You are embarking on a forty-day journey. Please—don’t hurry through it. In fact, today is a good day to assess the current level of hurry in your life.
This book will provide you practical instruction on how to practice a number of spiritual disciplines that believers have used for years to grow closer to God, to experience Jesus’ loving presence. But you must ruthlessly eliminate hurry first. You will have to seriously consider: What other things might I have to prune from my schedule in order to have time to engage in these life-giving disciplines? What busywork is keeping me “worried and distracted” and preventing me from sitting at Jesus’ feet to just listen?
Slowing does several things. It allows us to pay attention. When you’re driving in unfamiliar territory, trying to read street signs or recognize landmarks, you’ll find that driving faster doesn’t help. Finding your way often requires taking your time.
Hurried people are fueled by obligation—I have to go here; I have to do this. Moving more slowly allows you to get in touch with what your soul longs for—things you actually want. If you take your time, you will be better able to discern which of those desires are God-given and might even reflect his desire for your life. When we slow down, we reframe those obligations into opportunities because we can see God in them. We change our “have tos” to “get tos.”
Thomas Kelly wrote: “How, then, shall we lay hold of that Life and Power, and live the life of prayer without ceasing? By quiet, persistent practice in turning all of our being, day and night, in prayer and inward worship and surrender, toward him who calls in the deeps of our souls.”3
If we are sprinting through life, cell phone in one hand, cappuccino in the other, we cannot “lay hold of that Life and power” that comes when we know we are deeply loved. We cannot experience the healing power of Jesus in our lives. Hurry injures us.
Because of our culture and its obsession with speed and multitasking, it may seem that slowing down, living mindfully, and connecting with Jesus might be almost impossible. That’s because in our own power it is impossible. But with God, all things are possible. He’s placed a longing for himself in our hearts—we must decide to slow down and notice, to pay attention to and follow that longing.
PRESENCE PRACTICE
We’re often so used to our crazed pace that we are blind to hurry’s injurious effects on our souls. In their curriculum An Ordinary Day with Jesus, John Ortberg and Ruth Haley Barton offer an inventory to assess the level of hurry in your life. In it, they ask participants to honestly assess how accurately statements like these describe their life:
“You notice underlying tension in close relationships.”

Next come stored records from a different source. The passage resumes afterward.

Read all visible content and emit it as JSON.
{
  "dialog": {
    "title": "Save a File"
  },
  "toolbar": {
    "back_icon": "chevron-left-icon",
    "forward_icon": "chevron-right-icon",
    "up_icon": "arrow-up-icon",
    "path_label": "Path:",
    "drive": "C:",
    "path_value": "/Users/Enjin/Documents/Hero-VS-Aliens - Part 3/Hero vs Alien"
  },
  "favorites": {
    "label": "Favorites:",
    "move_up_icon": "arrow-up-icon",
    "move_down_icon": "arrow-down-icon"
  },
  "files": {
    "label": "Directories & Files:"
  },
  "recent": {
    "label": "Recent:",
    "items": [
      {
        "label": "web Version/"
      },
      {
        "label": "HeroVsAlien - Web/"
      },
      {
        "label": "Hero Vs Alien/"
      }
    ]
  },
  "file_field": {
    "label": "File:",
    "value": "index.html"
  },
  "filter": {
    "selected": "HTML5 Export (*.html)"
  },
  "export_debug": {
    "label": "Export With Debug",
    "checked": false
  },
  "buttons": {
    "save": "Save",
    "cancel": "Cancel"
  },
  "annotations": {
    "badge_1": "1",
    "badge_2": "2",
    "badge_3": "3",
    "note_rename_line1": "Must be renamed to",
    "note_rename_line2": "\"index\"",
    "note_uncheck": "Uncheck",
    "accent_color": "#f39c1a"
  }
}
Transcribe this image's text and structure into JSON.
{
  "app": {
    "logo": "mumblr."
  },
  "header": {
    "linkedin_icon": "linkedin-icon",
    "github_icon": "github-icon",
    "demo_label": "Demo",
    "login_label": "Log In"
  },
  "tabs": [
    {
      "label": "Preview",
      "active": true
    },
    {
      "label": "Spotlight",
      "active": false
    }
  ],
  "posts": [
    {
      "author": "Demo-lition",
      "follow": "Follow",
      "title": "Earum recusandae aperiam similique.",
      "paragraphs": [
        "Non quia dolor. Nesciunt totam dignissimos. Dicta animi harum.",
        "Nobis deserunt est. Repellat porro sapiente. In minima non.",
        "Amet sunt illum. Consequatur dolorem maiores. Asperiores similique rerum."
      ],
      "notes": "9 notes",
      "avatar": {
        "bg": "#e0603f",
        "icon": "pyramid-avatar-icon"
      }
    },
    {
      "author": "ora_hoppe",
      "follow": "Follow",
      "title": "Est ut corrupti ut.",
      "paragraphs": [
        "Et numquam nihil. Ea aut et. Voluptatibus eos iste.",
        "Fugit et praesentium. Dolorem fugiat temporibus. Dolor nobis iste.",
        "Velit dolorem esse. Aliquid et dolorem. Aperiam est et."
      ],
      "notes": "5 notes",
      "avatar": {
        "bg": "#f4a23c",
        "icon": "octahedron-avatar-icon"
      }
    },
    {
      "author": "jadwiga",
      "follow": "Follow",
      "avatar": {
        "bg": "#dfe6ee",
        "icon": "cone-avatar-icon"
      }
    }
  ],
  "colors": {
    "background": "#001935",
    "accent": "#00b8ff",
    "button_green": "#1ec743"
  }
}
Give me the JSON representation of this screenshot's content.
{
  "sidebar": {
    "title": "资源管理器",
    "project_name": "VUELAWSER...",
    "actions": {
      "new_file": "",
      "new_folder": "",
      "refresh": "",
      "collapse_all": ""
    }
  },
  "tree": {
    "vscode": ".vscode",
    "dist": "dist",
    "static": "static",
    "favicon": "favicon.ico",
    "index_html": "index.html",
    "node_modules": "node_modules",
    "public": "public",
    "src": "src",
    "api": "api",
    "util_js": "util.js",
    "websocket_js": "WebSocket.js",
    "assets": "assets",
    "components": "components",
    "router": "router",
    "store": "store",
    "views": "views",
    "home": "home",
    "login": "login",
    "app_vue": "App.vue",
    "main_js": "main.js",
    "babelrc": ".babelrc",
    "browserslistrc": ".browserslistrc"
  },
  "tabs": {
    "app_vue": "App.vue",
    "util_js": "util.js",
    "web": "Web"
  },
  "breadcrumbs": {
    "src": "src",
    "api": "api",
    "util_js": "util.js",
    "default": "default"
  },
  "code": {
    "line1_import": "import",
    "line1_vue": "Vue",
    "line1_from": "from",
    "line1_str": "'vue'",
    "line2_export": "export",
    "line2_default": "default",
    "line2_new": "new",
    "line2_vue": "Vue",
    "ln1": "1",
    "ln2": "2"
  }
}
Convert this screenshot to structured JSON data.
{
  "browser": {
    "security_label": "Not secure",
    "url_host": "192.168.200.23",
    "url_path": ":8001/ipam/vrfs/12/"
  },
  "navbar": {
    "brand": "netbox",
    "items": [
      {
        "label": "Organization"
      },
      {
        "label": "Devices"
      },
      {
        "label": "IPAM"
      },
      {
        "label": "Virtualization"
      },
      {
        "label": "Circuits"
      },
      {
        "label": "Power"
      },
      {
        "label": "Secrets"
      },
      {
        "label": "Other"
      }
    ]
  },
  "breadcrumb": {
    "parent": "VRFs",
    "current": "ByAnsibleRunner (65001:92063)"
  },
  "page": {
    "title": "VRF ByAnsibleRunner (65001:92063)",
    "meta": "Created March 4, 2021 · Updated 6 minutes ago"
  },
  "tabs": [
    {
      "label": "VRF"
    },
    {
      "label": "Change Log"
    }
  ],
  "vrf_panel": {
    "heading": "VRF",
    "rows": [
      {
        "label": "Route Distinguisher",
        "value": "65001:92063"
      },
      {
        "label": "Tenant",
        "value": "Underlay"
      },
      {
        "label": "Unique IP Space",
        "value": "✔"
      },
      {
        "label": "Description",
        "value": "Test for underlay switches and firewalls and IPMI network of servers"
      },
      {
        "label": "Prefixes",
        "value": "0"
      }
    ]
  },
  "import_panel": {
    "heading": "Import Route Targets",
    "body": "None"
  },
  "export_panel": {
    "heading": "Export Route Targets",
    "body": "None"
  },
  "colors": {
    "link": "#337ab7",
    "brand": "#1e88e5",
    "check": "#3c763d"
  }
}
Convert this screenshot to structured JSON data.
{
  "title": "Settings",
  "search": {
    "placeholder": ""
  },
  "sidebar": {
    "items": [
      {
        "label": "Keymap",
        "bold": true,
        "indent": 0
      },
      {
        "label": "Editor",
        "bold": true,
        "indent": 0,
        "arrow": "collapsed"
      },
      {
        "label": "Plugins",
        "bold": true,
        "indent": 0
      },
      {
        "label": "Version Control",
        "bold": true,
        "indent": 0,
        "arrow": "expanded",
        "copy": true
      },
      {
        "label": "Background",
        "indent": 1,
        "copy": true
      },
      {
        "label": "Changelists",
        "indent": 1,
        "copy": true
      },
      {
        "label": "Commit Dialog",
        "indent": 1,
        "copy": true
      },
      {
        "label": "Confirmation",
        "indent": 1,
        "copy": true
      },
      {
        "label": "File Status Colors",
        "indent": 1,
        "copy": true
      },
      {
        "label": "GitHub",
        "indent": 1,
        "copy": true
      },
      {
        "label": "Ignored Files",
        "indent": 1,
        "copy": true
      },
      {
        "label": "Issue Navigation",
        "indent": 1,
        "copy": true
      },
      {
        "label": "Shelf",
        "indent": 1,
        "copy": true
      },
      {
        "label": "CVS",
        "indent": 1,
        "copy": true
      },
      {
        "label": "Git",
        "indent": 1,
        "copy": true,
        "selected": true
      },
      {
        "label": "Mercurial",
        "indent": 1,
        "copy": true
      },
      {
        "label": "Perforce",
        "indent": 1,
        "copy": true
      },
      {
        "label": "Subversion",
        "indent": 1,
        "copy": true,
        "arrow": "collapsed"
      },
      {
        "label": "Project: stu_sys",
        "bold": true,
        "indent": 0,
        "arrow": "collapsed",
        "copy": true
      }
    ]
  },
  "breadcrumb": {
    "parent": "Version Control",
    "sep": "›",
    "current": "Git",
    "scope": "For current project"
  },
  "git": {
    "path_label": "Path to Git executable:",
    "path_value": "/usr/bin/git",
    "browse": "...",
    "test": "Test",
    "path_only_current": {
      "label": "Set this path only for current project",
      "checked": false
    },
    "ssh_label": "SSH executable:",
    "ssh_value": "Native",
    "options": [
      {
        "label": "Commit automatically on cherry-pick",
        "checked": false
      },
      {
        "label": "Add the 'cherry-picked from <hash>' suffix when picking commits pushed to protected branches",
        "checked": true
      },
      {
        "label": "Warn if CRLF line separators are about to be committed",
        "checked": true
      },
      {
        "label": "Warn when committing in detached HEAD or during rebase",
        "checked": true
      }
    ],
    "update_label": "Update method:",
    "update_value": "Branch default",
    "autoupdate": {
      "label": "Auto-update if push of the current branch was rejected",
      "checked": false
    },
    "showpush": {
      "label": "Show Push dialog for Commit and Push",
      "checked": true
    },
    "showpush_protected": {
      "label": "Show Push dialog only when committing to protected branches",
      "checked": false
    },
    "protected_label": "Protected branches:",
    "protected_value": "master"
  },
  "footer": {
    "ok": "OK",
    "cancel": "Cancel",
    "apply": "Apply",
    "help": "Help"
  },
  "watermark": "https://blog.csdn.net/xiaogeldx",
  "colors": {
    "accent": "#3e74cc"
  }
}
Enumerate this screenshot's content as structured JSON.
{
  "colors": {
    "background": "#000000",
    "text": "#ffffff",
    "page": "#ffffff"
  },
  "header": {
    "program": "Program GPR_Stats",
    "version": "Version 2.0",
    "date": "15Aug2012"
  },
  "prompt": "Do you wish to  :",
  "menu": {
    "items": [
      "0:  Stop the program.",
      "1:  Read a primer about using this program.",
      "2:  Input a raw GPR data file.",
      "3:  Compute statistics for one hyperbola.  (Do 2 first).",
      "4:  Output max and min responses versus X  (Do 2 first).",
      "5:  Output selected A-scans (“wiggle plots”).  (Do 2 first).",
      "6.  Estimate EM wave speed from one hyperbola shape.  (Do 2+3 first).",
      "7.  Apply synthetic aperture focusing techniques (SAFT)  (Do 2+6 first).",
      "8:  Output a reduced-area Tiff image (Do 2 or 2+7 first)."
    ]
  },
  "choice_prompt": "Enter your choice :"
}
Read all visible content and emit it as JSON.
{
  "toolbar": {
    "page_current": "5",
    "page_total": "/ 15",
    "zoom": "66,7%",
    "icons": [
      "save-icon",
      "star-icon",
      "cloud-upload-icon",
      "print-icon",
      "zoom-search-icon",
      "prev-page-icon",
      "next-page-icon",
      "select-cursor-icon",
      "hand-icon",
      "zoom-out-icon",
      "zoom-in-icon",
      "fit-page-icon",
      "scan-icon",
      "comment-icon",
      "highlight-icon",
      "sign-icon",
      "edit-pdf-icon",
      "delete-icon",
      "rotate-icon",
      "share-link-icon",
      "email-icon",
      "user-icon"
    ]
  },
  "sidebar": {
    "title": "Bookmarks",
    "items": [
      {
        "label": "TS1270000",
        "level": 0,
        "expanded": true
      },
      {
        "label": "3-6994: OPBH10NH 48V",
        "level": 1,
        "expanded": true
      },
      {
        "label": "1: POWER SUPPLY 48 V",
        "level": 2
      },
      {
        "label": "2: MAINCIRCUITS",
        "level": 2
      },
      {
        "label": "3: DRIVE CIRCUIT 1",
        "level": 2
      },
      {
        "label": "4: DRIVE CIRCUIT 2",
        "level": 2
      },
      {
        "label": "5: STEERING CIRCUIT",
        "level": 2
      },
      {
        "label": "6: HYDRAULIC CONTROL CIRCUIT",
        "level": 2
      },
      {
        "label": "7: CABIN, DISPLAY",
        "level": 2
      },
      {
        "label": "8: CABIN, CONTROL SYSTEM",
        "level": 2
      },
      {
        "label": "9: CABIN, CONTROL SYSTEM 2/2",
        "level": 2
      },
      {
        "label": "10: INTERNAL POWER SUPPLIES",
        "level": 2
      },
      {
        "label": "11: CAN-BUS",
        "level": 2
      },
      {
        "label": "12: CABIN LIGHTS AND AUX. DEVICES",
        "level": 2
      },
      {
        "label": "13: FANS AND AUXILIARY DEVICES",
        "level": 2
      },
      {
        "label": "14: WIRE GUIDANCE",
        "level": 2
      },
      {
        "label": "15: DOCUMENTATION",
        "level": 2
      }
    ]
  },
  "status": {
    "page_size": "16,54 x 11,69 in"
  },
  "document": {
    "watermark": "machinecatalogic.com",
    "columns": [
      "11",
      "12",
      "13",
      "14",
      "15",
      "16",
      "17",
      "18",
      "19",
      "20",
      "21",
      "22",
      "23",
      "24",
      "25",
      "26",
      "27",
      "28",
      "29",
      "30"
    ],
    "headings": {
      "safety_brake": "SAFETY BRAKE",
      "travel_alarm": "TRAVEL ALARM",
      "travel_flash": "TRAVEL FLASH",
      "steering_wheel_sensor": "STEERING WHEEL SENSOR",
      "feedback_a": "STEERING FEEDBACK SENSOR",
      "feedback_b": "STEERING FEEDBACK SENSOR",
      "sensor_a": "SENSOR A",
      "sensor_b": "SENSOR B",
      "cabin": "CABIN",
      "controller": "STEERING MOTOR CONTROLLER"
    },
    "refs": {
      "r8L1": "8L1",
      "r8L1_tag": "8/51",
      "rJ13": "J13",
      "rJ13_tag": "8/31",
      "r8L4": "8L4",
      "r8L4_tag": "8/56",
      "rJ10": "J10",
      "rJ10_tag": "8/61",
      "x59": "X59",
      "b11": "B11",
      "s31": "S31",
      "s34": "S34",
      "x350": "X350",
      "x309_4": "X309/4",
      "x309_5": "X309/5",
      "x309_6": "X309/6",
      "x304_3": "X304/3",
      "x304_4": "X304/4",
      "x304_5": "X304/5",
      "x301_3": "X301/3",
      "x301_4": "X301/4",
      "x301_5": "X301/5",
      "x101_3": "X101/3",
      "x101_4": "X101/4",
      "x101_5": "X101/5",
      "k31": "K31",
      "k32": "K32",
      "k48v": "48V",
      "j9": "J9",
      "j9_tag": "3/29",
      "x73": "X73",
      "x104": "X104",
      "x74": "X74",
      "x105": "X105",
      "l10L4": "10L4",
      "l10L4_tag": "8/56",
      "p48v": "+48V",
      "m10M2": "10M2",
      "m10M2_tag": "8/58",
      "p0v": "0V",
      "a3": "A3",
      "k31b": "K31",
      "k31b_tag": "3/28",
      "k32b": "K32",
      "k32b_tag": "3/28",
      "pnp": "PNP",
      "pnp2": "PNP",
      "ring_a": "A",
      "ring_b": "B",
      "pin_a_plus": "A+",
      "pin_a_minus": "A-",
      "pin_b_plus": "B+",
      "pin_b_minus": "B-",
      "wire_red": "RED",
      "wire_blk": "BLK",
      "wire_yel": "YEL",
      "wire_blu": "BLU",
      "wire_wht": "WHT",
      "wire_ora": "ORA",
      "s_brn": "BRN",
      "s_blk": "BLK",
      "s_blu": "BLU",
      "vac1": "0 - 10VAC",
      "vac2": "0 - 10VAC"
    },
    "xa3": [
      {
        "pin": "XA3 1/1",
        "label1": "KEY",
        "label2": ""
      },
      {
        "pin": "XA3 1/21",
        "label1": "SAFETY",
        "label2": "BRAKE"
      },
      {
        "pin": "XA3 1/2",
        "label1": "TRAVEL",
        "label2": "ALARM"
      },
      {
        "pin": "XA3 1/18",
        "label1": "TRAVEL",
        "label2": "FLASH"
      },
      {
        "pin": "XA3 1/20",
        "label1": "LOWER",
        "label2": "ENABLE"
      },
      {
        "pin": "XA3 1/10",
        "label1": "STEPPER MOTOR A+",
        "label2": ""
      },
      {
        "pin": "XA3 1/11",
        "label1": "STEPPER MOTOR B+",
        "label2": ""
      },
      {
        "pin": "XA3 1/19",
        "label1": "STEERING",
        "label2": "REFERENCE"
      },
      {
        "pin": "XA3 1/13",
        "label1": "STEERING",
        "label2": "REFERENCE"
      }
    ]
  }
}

“You have a preoccupation with escaping.”
“You often feel frustrated because you are not getting things done.”
“You have lost a sense of gratitude and wonder about life.”
“You sometimes have a gnawing feeling that there has to be more to life than this.”4
Do phrases like this describe your life most of the time? These are indicators of a hurried life. Perhaps you are trying to do too much.
This may not seem like a spiritual question, but who does the laundry, cooking, shopping, and cleaning at your home? What if those tasks were shared by all who live in your household? Making my children do their own laundry dramatically improved my spiritual life because it slowed the pace of my life. What small changes could you make to slow down the pace of your life?
One way to begin to answer that question: write out your monthly schedule on a one-page calendar. What have you said yes to on a weekly, monthly, or daily basis? Begin to pray about which things you ought to prune from your life.
Check here when you have completed today’s Presence Practice.